A combinatorial proof of Euler's Criterion? $(\tfrac{a}{p})\equiv a^{\frac{p-1}{2}} \text{ mod p}$

Question

Euler's criterion states that $ (\tfrac{a}{p}) \equiv a^{\frac{p-1}{2}} (\text{ mod }p \,) $, where $(\tfrac{a}{p})$ is the Legendre symbol.

Here is one algebraic proof, since $\mathbb{Z}/p\mathbb{Z}$ is cyclic, $a = g^k$

$ a^{\frac{p-1}{2}} = (g^{ \frac{p-1}{2}})^k = (-1)^k $

which is $\pm 1$ as to either $k$ is even or odd... Then one still has to prove this group is cyclic.

Is there a combinatorial proof if this identity?

---

I started thinking about this question reading about proofs of quadratic reciprocity.

Answer 1

A combinatorial-ish proof can be given using Zolotarev's lemma:

$(a/p)$ is the sign of the permutation of $(\mathbf Z/p\mathbf Z)^\times$ induced by multiplication by $a$.

There is a completely combinatorial proof on Wikipedia, not relying on the existence of a primitive root.

Now, on the other hand, let us write

$$\Delta = \prod_{1 \leq i < j <p} (i-j) \in (\mathbf Z/p\mathbf Z)^\times.$$

By definition of the sign of a permutation, and by Zolotarev's lemma, we have

$$(a/p)\Delta = \prod_{1 \leq i < j <p} (ai-aj) = a^{p(p-1)/2}\Delta = a^{p-1/2}\Delta$$

because there are $p(p-1)/2$ terms in the product, and because $a^p=a$. Therefore,

$$(a/p) = a^{(p-1)/2}.$$

Answer 2

Let $p$ be an odd prime. We give a pairing argument for the result.

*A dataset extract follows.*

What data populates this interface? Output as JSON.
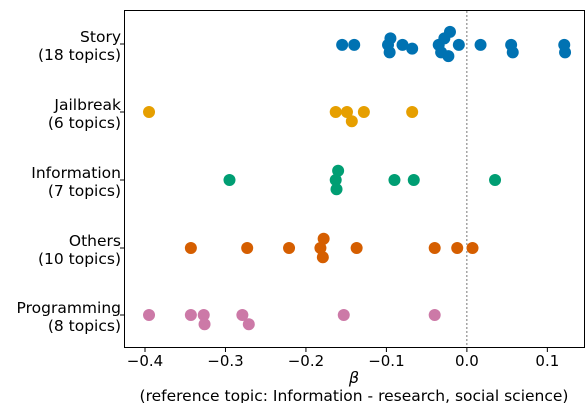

Let $1\le x\le p-1$ and $1\le y\le p-1$. Call $x$ and $y$ friends if $xy\equiv a\pmod{p}$ and $x\ne y$. Note that any $y$ has at most one friend. This is because for any $y$ there is a unique $x$ such that $xy\equiv a\pmod{p}$. So $y$ is friendless precisely if that unique $x$ is congruent to $y$, that is, if $y^2\equiv a\pmod{p}$.

Thus if $a$ is a quadratic non-residue of $p$, then every $y$ has a friend, and therefore the numbers from $1$ to $p-1$ can be paired so that any pair has product congruent to $a$. It follows that $(p-1)!\equiv a^{(p-1)/2} \pmod{p}$, and therefore $a^{(p-1)/2}\equiv -1\pmod{p}$ by Wilson's Theorem.

If $a$ is a quadratic residue of $p$, then the two solutions of $x^2\equiv a\pmod{p}$ are friendless. If one of them is $r$, the other is congruent to $-r$ modulo $p$, so their product is congruent to $-a^2$ modulo $p$. Also, there are $(p-3)/2$ pairs of friends. It follows that $$(p-1)! \equiv a^{(p-3)/2}(-a^2)\equiv -a^{(p-1)/2}\pmod{p}.$$ So again from Wilson's Theorem we have $a^{(p-1)/2}\equiv 1\pmod{p}$.